Read our editorial on opposing war with Venezuela here, and the role of monopoly media here.
Without fail, monopoly media aligned with US imperialism has taken the most predatory approach to prepare the grounds for another unjust war, this time with its sights set on resource-rich Venezuela. Monopoly media serves the role of drumming up public support to back its ruling class while profiting off the half-truths it spreads. This is the case with the media aligned with either of the two party mafias, whether it is the more openly reactionary and dubious outlets associated with the Republican mafia, or the more treacherous ones aligned with the Democratic mafia, which dresses its parasitical class interests in “humanitarian” language.
While portraying themselves as conflicting viewpoints, this superficial contradiction between Republican vs Democrat-aligned media serves to pull in a wider audience behind the same class they both represent.
Because a significant number of people in the US oppose war with Venezuela, and the government is intensifying its war on Venezuela, monopoly media is increasingly vicious and one-sided in its treatment of the country in the hopes of shifting public opinion behind the war.
Across outlets, we see a similar and familiar framing: the talk of “tension” between the two countries, as if there is a mutual escalation taking place and the US is not the sole aggressor; using every opportunity to describe Venezuelan President Nicolás Maduro’s as an “autocrat”, “strongman”, “dictator” to revamp the old tales of bringing “democracy” through genocide; and combining this with the constant accusation of drug trafficking, for which no evidence has yet to be provided.
After the US hijacked a Venezuelan oil tanker off the country’s coast, US monopoly media leapt to justify this blatant act of piracy. AP News published an article titled “US seizure of rogue oil tanker off Venezuela signals new crackdown on shadow fleet”, where it portrayed US piracy as a heroic act with “U.S. commandos fast-roping from helicopters” to seize the ship that had “tens of millions of dollars’ worth of illicit crude oil.”
AP News uncritically cites the assessment of US officials that the ship is “part of a shadowy fleet of rusting oil tankers that smuggle oil for countries facing stiff sanctions,” and previously had an “alleged role in a network of dark vessels smuggling crude on behalf of Iran’s Revolutionary Guard and Lebanon’s Hezbollah militant group.” The data they cite comes from Windward, “a maritime intelligence firm that tracks such vessels” privately held in the US and founded and run by a team of veterans of the genocidal Israeli Defense Forces.

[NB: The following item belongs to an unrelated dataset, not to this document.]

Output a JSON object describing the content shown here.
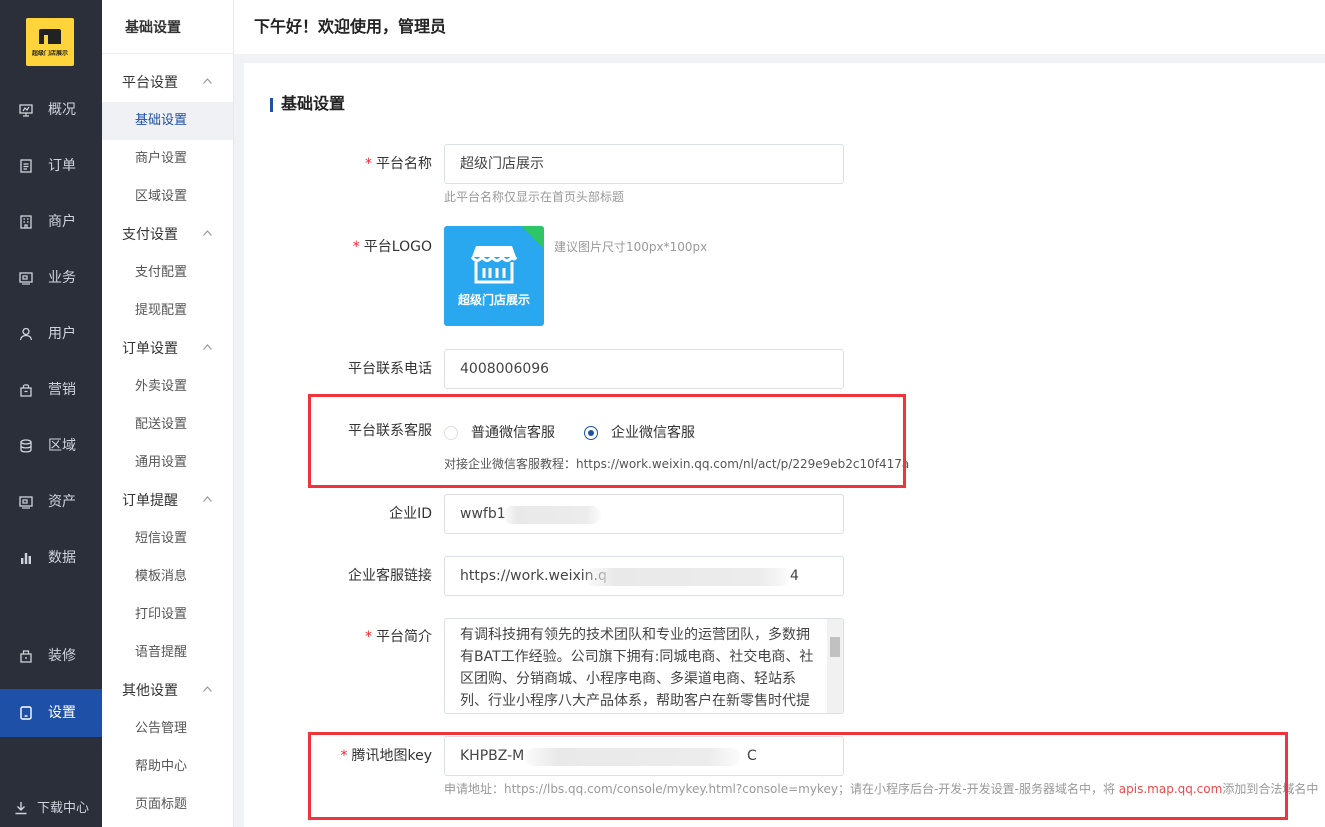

Such commentary serves only to justify US piracy as part of the war against Venezuela, framing US sanctions as the law of the world that should be met with military force should it be violated. Meanwhile, the US government provides Chevron with an exemption to such sanctions, which produces one-fifth of the semi-colony’s oil.
While not a US media monopoly, BBC provides more astonishing commentary in justification for US aggression. In an article titled, “Venezuela says Trump wants its oil. But is that the case?”, the British media monopoly cites Venezuelan President Nicolás Maduro’s condemnation of US aggression as an attempt to seize the country’s oil, treating this with skepticism backed by quotes from US foreign policy think tanks.
The article begins by arguing that, while Venezuela has the world’s largest proven oil reserves, “the amount of oil the country actually produces today is tiny by comparison,” to imply the US is not after its oil. However, the article also cites a US congresswoman saying in an interview with Fox Business, “Venezuela, for the American oil companies, will be a field day,” and that “American companies can go in and fix all the oil pipes, the whole oil rigs and everything that has to do with… oil and the derivatives.”
Despite this blatant admission, BBC chooses to look away: “But when it comes to Venezuela, the White House has said it is concerned about drug trafficking and what it sees as Maduro’s illegitimacy”—a “legitimacy” measured by subservience to US imperialism.
The only reasoning the article provides for trusting this claim is citing an official at the think tank Center for Strategic and International Studies (CSIS), who tells the BBC that “he takes such pronouncements ‘largely at face value’.”
In their About page, CSIS’s self-described aim is to “advance U.S. foreign policy goals and secure U.S. national interests”.
Similar to the lies spouted during the US’s predatory “War on Terror” that its plunder and genocide would alleviate consumer prices in the US—in fact, there was 30% inflation during this time, while heaping $8 trillion in debt onto workers—the BBC repeats this claim that full US domination of Venezuelan oil would “help bring down prices in the US”. The monopoly qualifies this claim, however, with its colonial logic that “restoring Venezuela’s oil industry to its former glory would be a heavy lift.”